話は変わりますが、一年掛けて募集している事業再構築補助金。苦しんでいるが、やる気がある中小企業に重点配分しようという補助金です。しかし、採択された案件を見ても、「本気か?」というような内容が数多く見受けられます。補助金を目当てに、逆に負債を抱えたと言わざるを得ません。つまり、「その事業、絶対にやってはダメでしょ!」という案件がとても多い印象です。強みを強化するどころか、借金して不足しているものを必死に埋めようしています。
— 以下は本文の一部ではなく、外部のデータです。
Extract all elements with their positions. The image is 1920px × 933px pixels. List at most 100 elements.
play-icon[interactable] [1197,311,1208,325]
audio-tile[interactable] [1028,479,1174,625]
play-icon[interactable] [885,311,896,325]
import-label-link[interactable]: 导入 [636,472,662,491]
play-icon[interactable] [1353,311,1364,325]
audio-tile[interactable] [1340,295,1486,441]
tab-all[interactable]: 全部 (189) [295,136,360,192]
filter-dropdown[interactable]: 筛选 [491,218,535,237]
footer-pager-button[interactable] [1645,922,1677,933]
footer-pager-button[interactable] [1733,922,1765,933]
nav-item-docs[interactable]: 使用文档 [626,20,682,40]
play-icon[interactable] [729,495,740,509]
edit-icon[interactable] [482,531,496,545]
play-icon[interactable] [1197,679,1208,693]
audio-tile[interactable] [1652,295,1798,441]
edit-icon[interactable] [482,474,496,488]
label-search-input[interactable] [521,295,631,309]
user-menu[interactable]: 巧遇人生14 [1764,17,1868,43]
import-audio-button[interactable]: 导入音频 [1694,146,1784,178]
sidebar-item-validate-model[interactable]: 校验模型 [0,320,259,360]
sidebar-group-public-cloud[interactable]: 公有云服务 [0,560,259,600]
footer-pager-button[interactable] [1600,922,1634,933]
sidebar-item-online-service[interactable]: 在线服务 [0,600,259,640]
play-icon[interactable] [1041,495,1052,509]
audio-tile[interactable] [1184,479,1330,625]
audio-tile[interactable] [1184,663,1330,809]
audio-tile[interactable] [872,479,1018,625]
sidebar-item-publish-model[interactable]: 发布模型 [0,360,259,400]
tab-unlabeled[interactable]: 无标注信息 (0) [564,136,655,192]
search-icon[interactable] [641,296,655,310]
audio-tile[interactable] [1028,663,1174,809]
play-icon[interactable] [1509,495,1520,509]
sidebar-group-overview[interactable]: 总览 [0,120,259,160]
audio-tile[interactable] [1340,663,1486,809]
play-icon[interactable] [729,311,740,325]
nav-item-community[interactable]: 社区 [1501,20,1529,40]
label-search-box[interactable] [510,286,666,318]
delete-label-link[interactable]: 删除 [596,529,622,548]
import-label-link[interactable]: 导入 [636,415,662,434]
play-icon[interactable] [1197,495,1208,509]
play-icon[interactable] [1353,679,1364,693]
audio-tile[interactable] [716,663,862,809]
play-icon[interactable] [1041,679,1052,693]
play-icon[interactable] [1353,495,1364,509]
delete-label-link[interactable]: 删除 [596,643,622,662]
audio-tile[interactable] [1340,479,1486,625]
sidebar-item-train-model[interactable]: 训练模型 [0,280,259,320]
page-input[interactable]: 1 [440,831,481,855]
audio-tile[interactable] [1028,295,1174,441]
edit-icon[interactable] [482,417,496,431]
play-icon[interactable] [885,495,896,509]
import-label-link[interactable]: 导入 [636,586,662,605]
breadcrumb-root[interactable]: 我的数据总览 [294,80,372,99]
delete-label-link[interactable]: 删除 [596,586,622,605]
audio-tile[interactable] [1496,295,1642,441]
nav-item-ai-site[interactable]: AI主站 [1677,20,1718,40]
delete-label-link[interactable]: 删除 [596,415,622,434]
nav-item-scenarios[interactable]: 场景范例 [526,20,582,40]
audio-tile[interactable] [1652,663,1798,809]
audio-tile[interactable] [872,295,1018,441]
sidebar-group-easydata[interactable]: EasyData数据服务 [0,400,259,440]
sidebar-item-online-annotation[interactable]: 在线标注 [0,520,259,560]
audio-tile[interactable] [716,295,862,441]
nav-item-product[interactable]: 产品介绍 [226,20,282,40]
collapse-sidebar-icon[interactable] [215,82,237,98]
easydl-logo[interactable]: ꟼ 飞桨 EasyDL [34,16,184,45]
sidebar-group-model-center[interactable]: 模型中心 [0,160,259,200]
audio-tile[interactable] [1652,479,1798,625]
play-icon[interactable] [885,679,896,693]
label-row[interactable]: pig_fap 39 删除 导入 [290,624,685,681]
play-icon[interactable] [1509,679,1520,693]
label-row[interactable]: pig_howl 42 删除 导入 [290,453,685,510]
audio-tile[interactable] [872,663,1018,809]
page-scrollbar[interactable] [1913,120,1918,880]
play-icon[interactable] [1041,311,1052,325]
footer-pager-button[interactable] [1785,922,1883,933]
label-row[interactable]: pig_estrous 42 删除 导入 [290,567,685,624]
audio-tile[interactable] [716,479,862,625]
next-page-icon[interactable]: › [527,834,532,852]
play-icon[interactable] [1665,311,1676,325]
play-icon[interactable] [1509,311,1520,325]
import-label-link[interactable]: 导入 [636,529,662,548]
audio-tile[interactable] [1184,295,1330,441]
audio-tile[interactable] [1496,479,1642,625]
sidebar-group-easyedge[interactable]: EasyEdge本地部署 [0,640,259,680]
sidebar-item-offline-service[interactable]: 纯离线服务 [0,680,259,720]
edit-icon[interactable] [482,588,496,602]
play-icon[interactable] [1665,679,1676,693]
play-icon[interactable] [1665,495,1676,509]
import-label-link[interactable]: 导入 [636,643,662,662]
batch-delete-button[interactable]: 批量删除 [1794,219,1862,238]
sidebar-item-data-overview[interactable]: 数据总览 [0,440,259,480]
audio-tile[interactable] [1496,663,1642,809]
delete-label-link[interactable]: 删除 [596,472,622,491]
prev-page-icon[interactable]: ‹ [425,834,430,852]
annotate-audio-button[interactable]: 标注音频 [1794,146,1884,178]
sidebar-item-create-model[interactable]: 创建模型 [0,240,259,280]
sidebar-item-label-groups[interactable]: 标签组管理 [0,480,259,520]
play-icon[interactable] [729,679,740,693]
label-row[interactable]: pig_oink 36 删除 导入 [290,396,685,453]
また、近年急速に進むDX。強みを強化するという観点よりも、効率化に重点が置かれているように思われます。もちろん、強みに対してDXが不要であれば別ですが、よほど俗人的なサービスでない限り、不要ということはないでしょう。
そして、DXが目的となり、その前段階の現状把握と課題設定が不明確。導入したら大混乱、想定外のことも起こって、むしろ手間が掛かっているということが少なくないはずです。
公平性や効率化より、中小企業が勝ち残るためには「強み」です。そもそも強みが分かっていなければ重点配分もできません。
何を伸ばし、何を切り捨てるのか…。選択と集中、重点配分…。
言葉としては理解していても、実際に行動に移せる方は多くありません。
スタートラインに立つ前に、そしてお金をかける前に、自らを理解して臨まなければなりません。
「その強み、むしろお金を掛ける必要すらないよ!」というケースもあるくらいですから。